Hacker News new | ask | show | jobs
by parasubvert 5566 days ago
Generally speaking this is the sort of thing that people warn about when they say "if you want to run on a cloud, you need to design your application for a cloud". Meaning, you can't presume your infrastructure is dedicated and carries similar MTBFs of (say) an enterprise hard drive, which upwards of 1 million hours.

Amazon provides plenty of opportunities to mitigate for this, such as providing multiple availability zones. Reddit, if you read the original blog post, wasn't designed for that - it was designed for a single data centre.

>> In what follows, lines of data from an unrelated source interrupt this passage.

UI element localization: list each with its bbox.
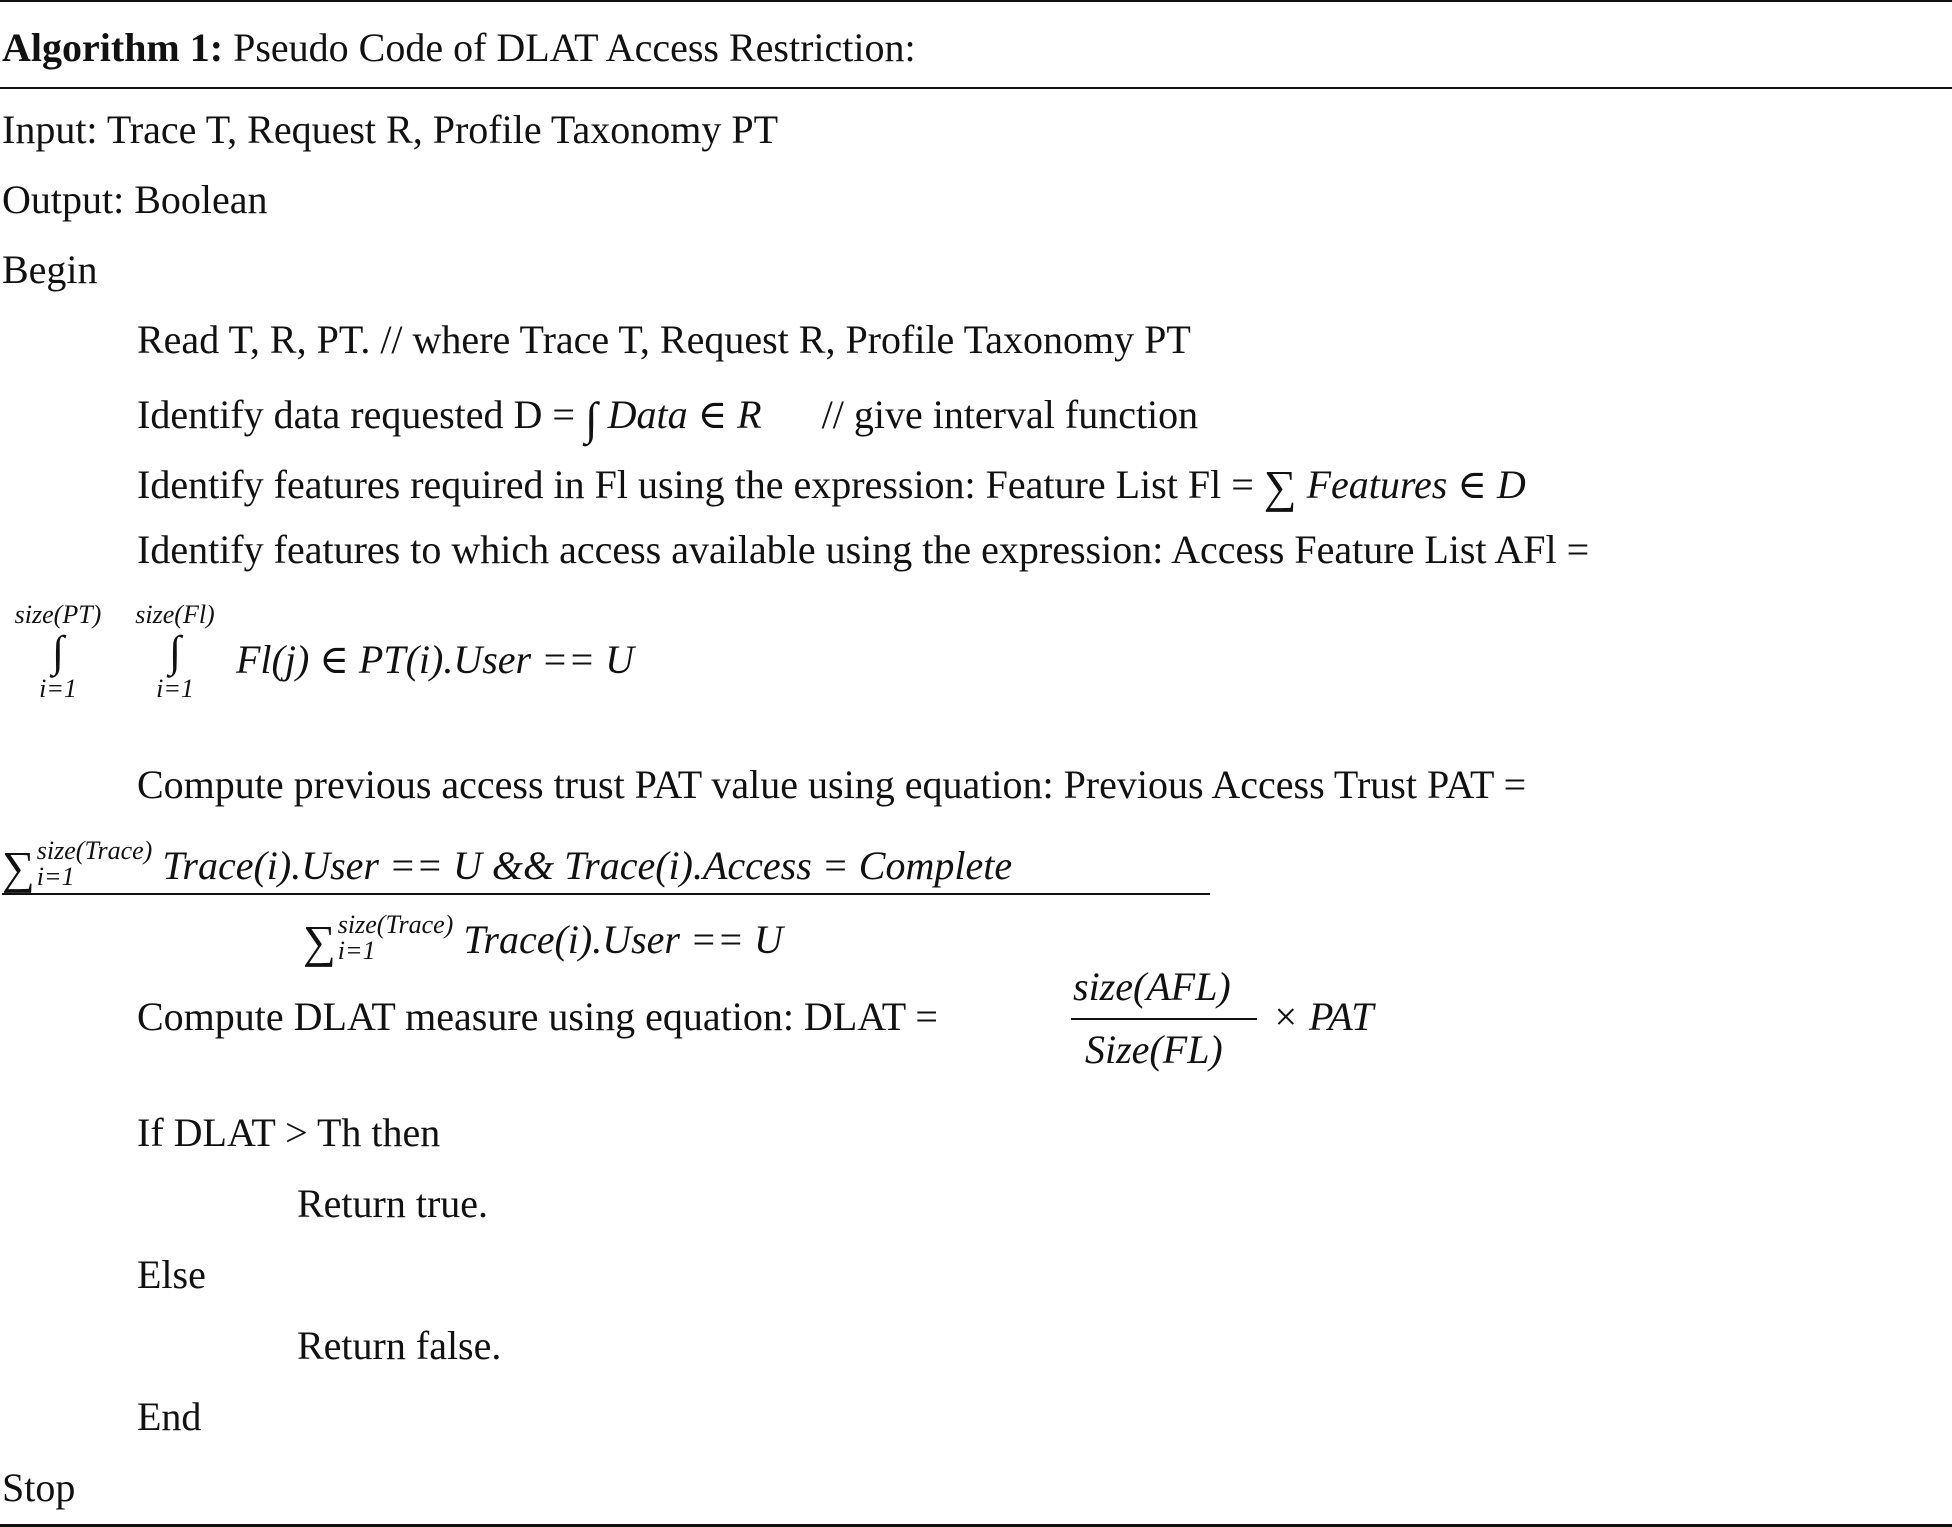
caption-rule bbox=[0, 87, 1952, 89]
compute-pat-line: Compute previous access trust PAT value using equation: Previous Access Trust PAT = bbox=[137, 762, 1527, 807]
input-line: Input: Trace T, Request R, Profile Taxonomy PT bbox=[2, 107, 779, 152]
top-rule bbox=[0, 0, 1952, 2]
identify-features-expr: Features ∈ D bbox=[1306, 462, 1526, 507]
pat-fraction-bar bbox=[2, 893, 1210, 895]
read-line: Read T, R, PT. // where Trace T, Request R, Profile Taxonomy PT bbox=[137, 317, 1191, 362]
else-line: Else bbox=[137, 1252, 206, 1297]
sum-symbol: ∑ bbox=[1263, 461, 1297, 512]
identify-data-prefix: Identify data requested D = bbox=[137, 392, 585, 437]
identify-data-comment: // give interval function bbox=[821, 392, 1199, 437]
end-line: End bbox=[137, 1394, 202, 1439]
pat-den-lower: i=1 bbox=[337, 936, 376, 965]
pat-den-sum-symbol: ∑ bbox=[303, 916, 336, 967]
dlat-fraction-bar bbox=[1071, 1018, 1257, 1020]
pat-denominator bbox=[303, 910, 783, 967]
pat-num-limits bbox=[37, 838, 153, 890]
afl-integral-symbol-1: ∫ bbox=[51, 627, 65, 676]
pat-num-sum-symbol: ∑ bbox=[2, 842, 35, 893]
identify-features-prefix: Identify features required in Fl using the expression: Feature List Fl = bbox=[137, 462, 1264, 507]
afl-integral-symbol-2: ∫ bbox=[168, 627, 182, 676]
output-line: Output: Boolean bbox=[2, 177, 268, 222]
identify-access-line: Identify features to which access available using the expression: Access Feature List AFl = bbox=[137, 527, 1590, 572]
dlat-denominator: Size(FL) bbox=[1085, 1027, 1223, 1072]
pat-num-expr: Trace(i).User == U && Trace(i).Access = Complete bbox=[162, 843, 1013, 888]
afl-expression: Fl(j) ∈ PT(i).User == U bbox=[236, 637, 634, 682]
if-line: If DLAT > Th then bbox=[137, 1110, 441, 1155]
afl-upper-limit-2: size(Fl) bbox=[135, 600, 215, 629]
pat-num-lower: i=1 bbox=[36, 862, 75, 891]
dlat-tail: × PAT bbox=[1272, 994, 1374, 1039]
dlat-numerator: size(AFL) bbox=[1073, 964, 1231, 1009]
return-true-line: Return true. bbox=[297, 1181, 489, 1226]
afl-integral-outer bbox=[2, 600, 114, 704]
pat-den-expr: Trace(i).User == U bbox=[463, 917, 783, 962]
return-false-line: Return false. bbox=[297, 1323, 502, 1368]
afl-lower-limit-1: i=1 bbox=[39, 674, 77, 703]
pat-den-limits bbox=[338, 912, 454, 964]
afl-integral-inner bbox=[120, 600, 230, 704]
algorithm-caption bbox=[2, 25, 916, 70]
identify-data-expr: Data ∈ R bbox=[607, 392, 762, 437]
compute-dlat-line: Compute DLAT measure using equation: DLAT = bbox=[137, 994, 938, 1039]
algorithm-label: Algorithm 1: bbox=[2, 25, 224, 70]
algorithm-title: Pseudo Code of DLAT Access Restriction: bbox=[223, 25, 916, 70]
identify-data-line bbox=[137, 390, 1199, 444]
integral-symbol: ∫ bbox=[584, 393, 598, 444]
stop-line: Stop bbox=[2, 1465, 76, 1510]
pat-den-upper: size(Trace) bbox=[337, 910, 454, 939]
begin-line: Begin bbox=[2, 247, 98, 292]
afl-lower-limit-2: i=1 bbox=[156, 674, 194, 703]
identify-features-line bbox=[137, 460, 1526, 512]
pat-numerator bbox=[2, 836, 1013, 893]
afl-upper-limit-1: size(PT) bbox=[14, 600, 102, 629]
pat-num-upper: size(Trace) bbox=[36, 836, 153, 865]
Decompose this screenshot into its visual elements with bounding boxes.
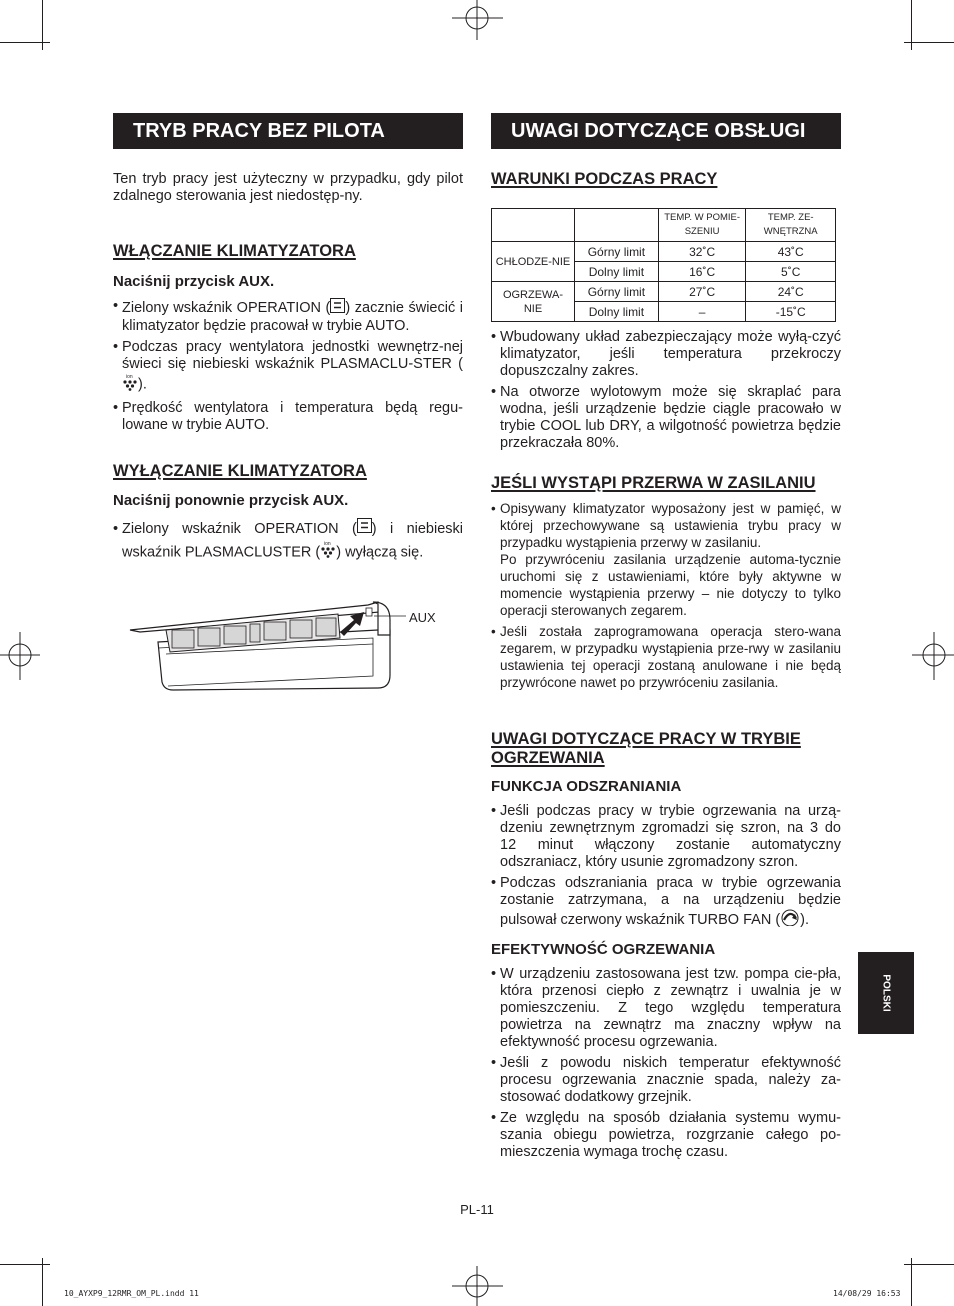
- crop-mark: [0, 42, 50, 43]
- heading-turn-on: WŁĄCZANIE KLIMATYZATORA: [113, 242, 356, 260]
- table-cell: –: [658, 302, 746, 322]
- crop-mark: [0, 1264, 50, 1265]
- page-number: PL-11: [460, 1202, 494, 1217]
- list-item: • Opisywany klimatyzator wyposażony jest w pamięć, w której przechowywane są ustawienia trybu pracy w przypadku wystąpienia przerwy w zasilaniu. Po przywróceniu zasilania urządzenie automa-tycznie uruchomi się z ustawieniami, które były aktywne w momencie wystąpienia przerwy – nie dotyczy to tylko operacji sterowanych zegarem.: [491, 500, 841, 619]
- power-failure-list: [491, 500, 841, 695]
- registration-mark: [912, 624, 954, 686]
- conditions-notes-list: [491, 329, 841, 456]
- turbo-fan-icon: [780, 909, 800, 931]
- section-title-left: TRYB PRACY BEZ PILOTA: [113, 113, 463, 149]
- heading-power-failure: JEŚLI WYSTĄPI PRZERWA W ZASILANIU: [491, 474, 816, 492]
- list-item: • Podczas pracy wentylatora jednostki wewnętrz-nej świeci się niebieski wskaźnik PLASMACLU-STER ( ion ).: [113, 339, 463, 396]
- table-cell-empty: [574, 209, 658, 242]
- table-cell: 27˚C: [658, 282, 746, 302]
- turn-on-list: [113, 298, 463, 438]
- list-item: • Jeśli z powodu niskich temperatur efektywność procesu ogrzewania znacznie spada, należy za-stosować dodatkowy grzejnik.: [491, 1055, 841, 1106]
- list-item: • Na otworze wylotowym może się skraplać para wodna, jeśli urządzenie będzie ciągle pracowało w trybie COOL lub DRY, a wilgotność powietrza będzie przekraczała 80%.: [491, 384, 841, 452]
- list-item: • Prędkość wentylatora i temperatura będą regu-lowane w trybie AUTO.: [113, 400, 463, 434]
- list-item: • Podczas odszraniania praca w trybie ogrzewania zostanie zatrzymana, a na urządzeniu będzie pulsował czerwony wskaźnik TURBO FAN ( ).: [491, 875, 841, 931]
- language-tab: [858, 952, 914, 1034]
- crop-mark: [904, 42, 954, 43]
- table-cell: Górny limit: [574, 282, 658, 302]
- plasmacluster-icon: [122, 373, 138, 396]
- list-item: • Jeśli została zaprogramowana operacja stero-wana zegarem, w przypadku wystąpienia prze-rwy w zasilaniu ustawienia tej operacji zostaną anulowane i nie będą przywrócone nawet po przywróceniu zasilania.: [491, 623, 841, 691]
- turn-off-list: [113, 518, 463, 569]
- heading-defrost: FUNKCJA ODSZRANIANIA: [491, 778, 682, 795]
- table-row-header-heating: OGRZEWA-NIE: [492, 282, 575, 322]
- air-conditioner-illustration: [128, 590, 448, 700]
- table-cell: 32˚C: [658, 242, 746, 262]
- efficiency-list: [491, 966, 841, 1165]
- defrost-list: [491, 803, 841, 935]
- svg-text:ion: ion: [324, 541, 331, 548]
- list-item: • Jeśli podczas pracy w trybie ogrzewania na urzą-dzeniu zewnętrznym zgromadzi się szron, na 3 do 12 minut włączony zostanie automatyczny odszraniacz, który usunie zgromadzony szron.: [491, 803, 841, 871]
- table-cell: Dolny limit: [574, 262, 658, 282]
- footer-file-name: 10_AYXP9_12RMR_OM_PL.indd 11: [64, 1289, 199, 1298]
- crop-mark: [911, 1258, 912, 1306]
- table-cell: Górny limit: [574, 242, 658, 262]
- heading-heating-notes: UWAGI DOTYCZĄCE PRACY W TRYBIE OGRZEWANIA: [491, 730, 801, 767]
- table-cell-empty: [492, 209, 575, 242]
- table-row: [492, 282, 836, 302]
- heading-turn-off: WYŁĄCZANIE KLIMATYZATORA: [113, 462, 367, 480]
- list-item: • W urządzeniu zastosowana jest tzw. pompa cie-pła, która przenosi ciepło z zewnątrz i uwalnia je w pomieszczeniu. Z tego względu temperatura powietrza na zewnątrz ma znaczny wpływ na efektywność procesu ogrzewania.: [491, 966, 841, 1051]
- footer-date: 14/08/29 16:53: [833, 1289, 901, 1298]
- list-item: • Zielony wskaźnik OPERATION ( ) zacznie świecić i klimatyzator będzie pracował w trybie AUTO.: [113, 298, 463, 335]
- table-header-indoor: TEMP. W POMIE-SZENIU: [658, 209, 746, 242]
- operation-indicator-icon: [330, 298, 345, 318]
- table-row: [492, 242, 836, 262]
- instruction-press-aux-again: Naciśnij ponownie przycisk AUX.: [113, 492, 349, 509]
- list-item: • Wbudowany układ zabezpieczający może wyłą-czyć klimatyzator, jeśli temperatura przekroczy dopuszczalny zakres.: [491, 329, 841, 380]
- heading-heating-efficiency: EFEKTYWNOŚĆ OGRZEWANIA: [491, 941, 716, 958]
- intro-text: Ten tryb pracy jest użyteczny w przypadku, gdy pilot zdalnego sterowania jest niedostęp-ny.: [113, 171, 463, 204]
- table-row-header-cooling: CHŁODZE-NIE: [492, 242, 575, 282]
- table-cell: 16˚C: [658, 262, 746, 282]
- crop-mark: [904, 1264, 954, 1265]
- registration-mark: [447, 1264, 509, 1306]
- aux-label: AUX: [409, 610, 436, 625]
- section-title-right: UWAGI DOTYCZĄCE OBSŁUGI: [491, 113, 841, 149]
- registration-mark: [0, 624, 42, 686]
- table-cell: 24˚C: [746, 282, 836, 302]
- table-cell: -15˚C: [746, 302, 836, 322]
- operating-conditions-table: [491, 208, 836, 322]
- registration-mark: [447, 0, 509, 42]
- language-tab-label: POLSKI: [880, 974, 892, 1012]
- list-item: • Zielony wskaźnik OPERATION ( ) i niebieski wskaźnik PLASMACLUSTER ( ion ) wyłączą się.: [113, 518, 463, 565]
- table-header-outdoor: TEMP. ZE-WNĘTRZNA: [746, 209, 836, 242]
- instruction-press-aux: Naciśnij przycisk AUX.: [113, 273, 275, 290]
- table-cell: 5˚C: [746, 262, 836, 282]
- plasmacluster-icon: [320, 540, 336, 565]
- list-item: • Ze względu na sposób działania systemu wymu-szania obiegu powietrza, rozgrzanie całego po-mieszczenia wymaga trochę czasu.: [491, 1110, 841, 1161]
- heading-operating-conditions: WARUNKI PODCZAS PRACY: [491, 170, 718, 188]
- table-cell: Dolny limit: [574, 302, 658, 322]
- table-cell: 43˚C: [746, 242, 836, 262]
- crop-mark: [42, 1258, 43, 1306]
- operation-indicator-icon: [357, 518, 372, 540]
- svg-text:ion: ion: [126, 374, 133, 380]
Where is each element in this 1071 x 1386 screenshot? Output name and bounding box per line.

OTOH, the variability of EBS performance is true, and frustrating. If you do a RAID0 stripe across 4 drives, you can expect around sustained 100 MB/sec in performance modulo hiccups that can bring it down by a factor of 5. On a compute cluster instance (cc1.4xlarge) it's more like up to 300 MB/sec if you go up to 8 drives, since they provision more network bandwidth and seem to be able to cordon it off better with a placement group.

1 comments

> modulo hiccups that can bring it down by a factor of 5.

The comments on reddit indicated hiccups more on a factor of 10x and, sometimes, 100x.

Either way, the issue is that the more drives you add to your RAID0, the more often one of those drives experiences a "hiccup," and kills the performance of the entire volume.

It's not clear this was a single volume problem so much as an issue with one or more network switches in that availability zone (if you look at the AWS service health notes for that date).

Even in your own data centre, if your FC fabric goes wonky, your whole SAN is hosed.